Liz Carson for Slow Art Day

8, April 2014 § 1 Comment

metzkerphilly

In anticipation of Slow Art Day, Aegean Center photography instructor Liz Carson has contributed this description of Ray Metzker’s photograph “Couplets: Philadelphia 1968.”

Ray Metzker’s concern was always city life, its mechanical aspects and the people who inhabit it.  His subjects were often telephone poles and parking garages and the shapes and shadows created by these elements. His observations of modern day cities were timeless with an eye to the geometry of dark and light patterns. He was a meticulous observer of the sun noting its position so that he could return to a particular location when the lights and shadows were appropriate to express his ideas. This photograph is probably a spontaneous capture but some others were planned specifically to catch a passing figure in light or as a silhouette.
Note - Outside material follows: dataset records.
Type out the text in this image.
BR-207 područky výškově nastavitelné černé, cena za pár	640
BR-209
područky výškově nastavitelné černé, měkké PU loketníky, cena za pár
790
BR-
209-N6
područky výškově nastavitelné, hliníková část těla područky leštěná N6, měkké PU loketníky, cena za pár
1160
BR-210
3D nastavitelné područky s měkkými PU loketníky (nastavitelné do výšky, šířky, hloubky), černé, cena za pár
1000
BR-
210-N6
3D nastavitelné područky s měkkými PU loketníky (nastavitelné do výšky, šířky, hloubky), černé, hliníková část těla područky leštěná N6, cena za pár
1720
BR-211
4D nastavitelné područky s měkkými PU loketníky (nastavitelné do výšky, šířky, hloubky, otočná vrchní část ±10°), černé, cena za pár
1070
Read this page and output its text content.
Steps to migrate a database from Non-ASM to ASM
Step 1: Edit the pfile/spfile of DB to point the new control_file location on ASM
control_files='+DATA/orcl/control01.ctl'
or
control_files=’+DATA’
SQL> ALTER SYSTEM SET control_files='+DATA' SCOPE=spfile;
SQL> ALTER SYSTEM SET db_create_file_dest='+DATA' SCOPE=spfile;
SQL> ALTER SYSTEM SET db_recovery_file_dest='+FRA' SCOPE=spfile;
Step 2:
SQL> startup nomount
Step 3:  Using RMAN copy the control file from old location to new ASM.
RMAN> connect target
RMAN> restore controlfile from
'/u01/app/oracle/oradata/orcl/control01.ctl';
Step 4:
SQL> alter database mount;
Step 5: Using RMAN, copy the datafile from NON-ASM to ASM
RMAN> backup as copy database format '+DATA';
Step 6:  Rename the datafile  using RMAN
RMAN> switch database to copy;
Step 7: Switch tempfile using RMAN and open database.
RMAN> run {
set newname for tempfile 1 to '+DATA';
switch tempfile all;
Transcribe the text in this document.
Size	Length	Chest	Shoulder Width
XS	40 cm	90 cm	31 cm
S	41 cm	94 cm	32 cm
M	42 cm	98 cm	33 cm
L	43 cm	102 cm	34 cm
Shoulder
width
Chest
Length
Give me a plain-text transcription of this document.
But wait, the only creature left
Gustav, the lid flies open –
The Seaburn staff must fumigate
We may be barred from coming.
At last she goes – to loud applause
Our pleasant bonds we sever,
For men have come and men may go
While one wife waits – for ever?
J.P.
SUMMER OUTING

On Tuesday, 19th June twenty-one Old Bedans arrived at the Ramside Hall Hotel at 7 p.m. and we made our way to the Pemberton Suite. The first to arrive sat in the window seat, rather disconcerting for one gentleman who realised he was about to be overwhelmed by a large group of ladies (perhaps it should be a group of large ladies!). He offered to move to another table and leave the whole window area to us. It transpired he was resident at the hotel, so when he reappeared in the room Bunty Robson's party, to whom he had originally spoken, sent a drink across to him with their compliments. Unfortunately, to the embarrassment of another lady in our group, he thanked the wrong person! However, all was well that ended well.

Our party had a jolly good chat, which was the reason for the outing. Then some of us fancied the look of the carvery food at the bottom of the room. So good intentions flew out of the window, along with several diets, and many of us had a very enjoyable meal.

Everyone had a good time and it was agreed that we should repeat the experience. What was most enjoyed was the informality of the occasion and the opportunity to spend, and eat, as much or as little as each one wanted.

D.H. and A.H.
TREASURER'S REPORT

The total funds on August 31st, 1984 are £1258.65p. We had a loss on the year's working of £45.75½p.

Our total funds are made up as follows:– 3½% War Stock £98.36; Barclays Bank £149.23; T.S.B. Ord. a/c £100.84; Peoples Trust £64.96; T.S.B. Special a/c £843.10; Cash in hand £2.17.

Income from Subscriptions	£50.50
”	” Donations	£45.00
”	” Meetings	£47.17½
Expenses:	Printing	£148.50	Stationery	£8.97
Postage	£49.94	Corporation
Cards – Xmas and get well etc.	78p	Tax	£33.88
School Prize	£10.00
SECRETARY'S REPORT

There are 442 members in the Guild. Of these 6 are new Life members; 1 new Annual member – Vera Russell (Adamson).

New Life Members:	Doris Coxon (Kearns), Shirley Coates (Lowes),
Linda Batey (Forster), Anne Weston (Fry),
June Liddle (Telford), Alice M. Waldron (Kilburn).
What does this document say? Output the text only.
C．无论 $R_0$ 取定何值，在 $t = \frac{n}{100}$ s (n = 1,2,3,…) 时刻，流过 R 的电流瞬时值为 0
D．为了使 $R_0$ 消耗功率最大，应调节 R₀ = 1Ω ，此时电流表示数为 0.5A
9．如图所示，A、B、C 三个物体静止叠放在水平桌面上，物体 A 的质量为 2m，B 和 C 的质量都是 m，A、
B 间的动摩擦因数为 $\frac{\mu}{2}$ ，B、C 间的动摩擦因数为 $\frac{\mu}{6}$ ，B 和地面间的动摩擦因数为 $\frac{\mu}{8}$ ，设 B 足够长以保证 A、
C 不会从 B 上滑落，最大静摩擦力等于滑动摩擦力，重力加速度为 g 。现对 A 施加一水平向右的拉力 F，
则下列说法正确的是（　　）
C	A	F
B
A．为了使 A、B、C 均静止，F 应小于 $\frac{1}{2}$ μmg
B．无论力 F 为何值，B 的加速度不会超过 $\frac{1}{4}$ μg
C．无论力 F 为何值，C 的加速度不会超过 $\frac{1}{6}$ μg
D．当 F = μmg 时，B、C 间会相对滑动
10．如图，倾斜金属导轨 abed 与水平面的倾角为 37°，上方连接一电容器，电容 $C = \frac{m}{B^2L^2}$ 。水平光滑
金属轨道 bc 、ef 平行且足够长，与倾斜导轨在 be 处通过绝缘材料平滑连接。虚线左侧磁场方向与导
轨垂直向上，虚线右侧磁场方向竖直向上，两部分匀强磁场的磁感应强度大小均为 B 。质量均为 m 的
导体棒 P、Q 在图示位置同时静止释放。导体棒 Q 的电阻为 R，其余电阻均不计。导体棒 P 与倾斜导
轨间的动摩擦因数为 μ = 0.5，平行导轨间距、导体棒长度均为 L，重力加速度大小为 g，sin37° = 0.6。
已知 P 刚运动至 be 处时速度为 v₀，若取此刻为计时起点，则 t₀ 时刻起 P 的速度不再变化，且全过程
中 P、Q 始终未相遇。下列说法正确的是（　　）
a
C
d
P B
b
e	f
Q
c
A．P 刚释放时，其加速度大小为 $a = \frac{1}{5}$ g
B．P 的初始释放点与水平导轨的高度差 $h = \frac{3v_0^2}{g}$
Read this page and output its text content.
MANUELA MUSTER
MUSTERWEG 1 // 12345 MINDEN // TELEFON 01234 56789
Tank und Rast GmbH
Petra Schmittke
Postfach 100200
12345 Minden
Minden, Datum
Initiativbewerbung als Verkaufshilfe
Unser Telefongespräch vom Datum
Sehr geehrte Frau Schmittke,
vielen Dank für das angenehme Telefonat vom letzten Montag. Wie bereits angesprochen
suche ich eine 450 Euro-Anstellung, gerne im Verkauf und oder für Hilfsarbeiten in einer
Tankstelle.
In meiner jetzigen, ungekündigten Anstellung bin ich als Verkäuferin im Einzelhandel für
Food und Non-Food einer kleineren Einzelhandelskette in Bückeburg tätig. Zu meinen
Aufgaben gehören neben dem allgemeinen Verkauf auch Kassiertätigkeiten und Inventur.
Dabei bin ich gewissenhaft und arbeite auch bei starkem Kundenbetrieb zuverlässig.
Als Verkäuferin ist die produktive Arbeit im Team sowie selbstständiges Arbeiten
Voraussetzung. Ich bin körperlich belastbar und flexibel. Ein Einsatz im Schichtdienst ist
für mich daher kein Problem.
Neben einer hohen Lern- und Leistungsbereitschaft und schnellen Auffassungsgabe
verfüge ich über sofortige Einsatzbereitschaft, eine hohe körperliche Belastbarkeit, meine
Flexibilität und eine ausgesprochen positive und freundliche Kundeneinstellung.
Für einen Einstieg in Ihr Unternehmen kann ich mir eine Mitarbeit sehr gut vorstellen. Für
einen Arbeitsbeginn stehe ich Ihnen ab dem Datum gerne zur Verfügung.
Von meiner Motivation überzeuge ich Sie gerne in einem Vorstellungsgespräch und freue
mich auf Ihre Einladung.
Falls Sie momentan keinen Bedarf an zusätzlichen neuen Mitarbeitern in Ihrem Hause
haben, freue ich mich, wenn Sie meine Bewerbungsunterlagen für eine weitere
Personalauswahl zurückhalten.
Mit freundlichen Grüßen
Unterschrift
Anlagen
This pair of photographs by Metzker is a good example of using overall darks and lights to create dynamic action in an otherwise static composition. The bottom image has a strong triangle of dark in the lower right with a diagonal rising streak of light. Heightened contrast makes what would be an everyday scene into an dramatic event. In both photographs the figures are backlit creating dark silhouettes against the light. This draws your eye toward them as you try to decipher the details of their forms. The abundance of white in the picture counterbalances what could be a sinister feeling of the figures.  The light makes the character of the street more open and inviting and leads you on  to the open sky above.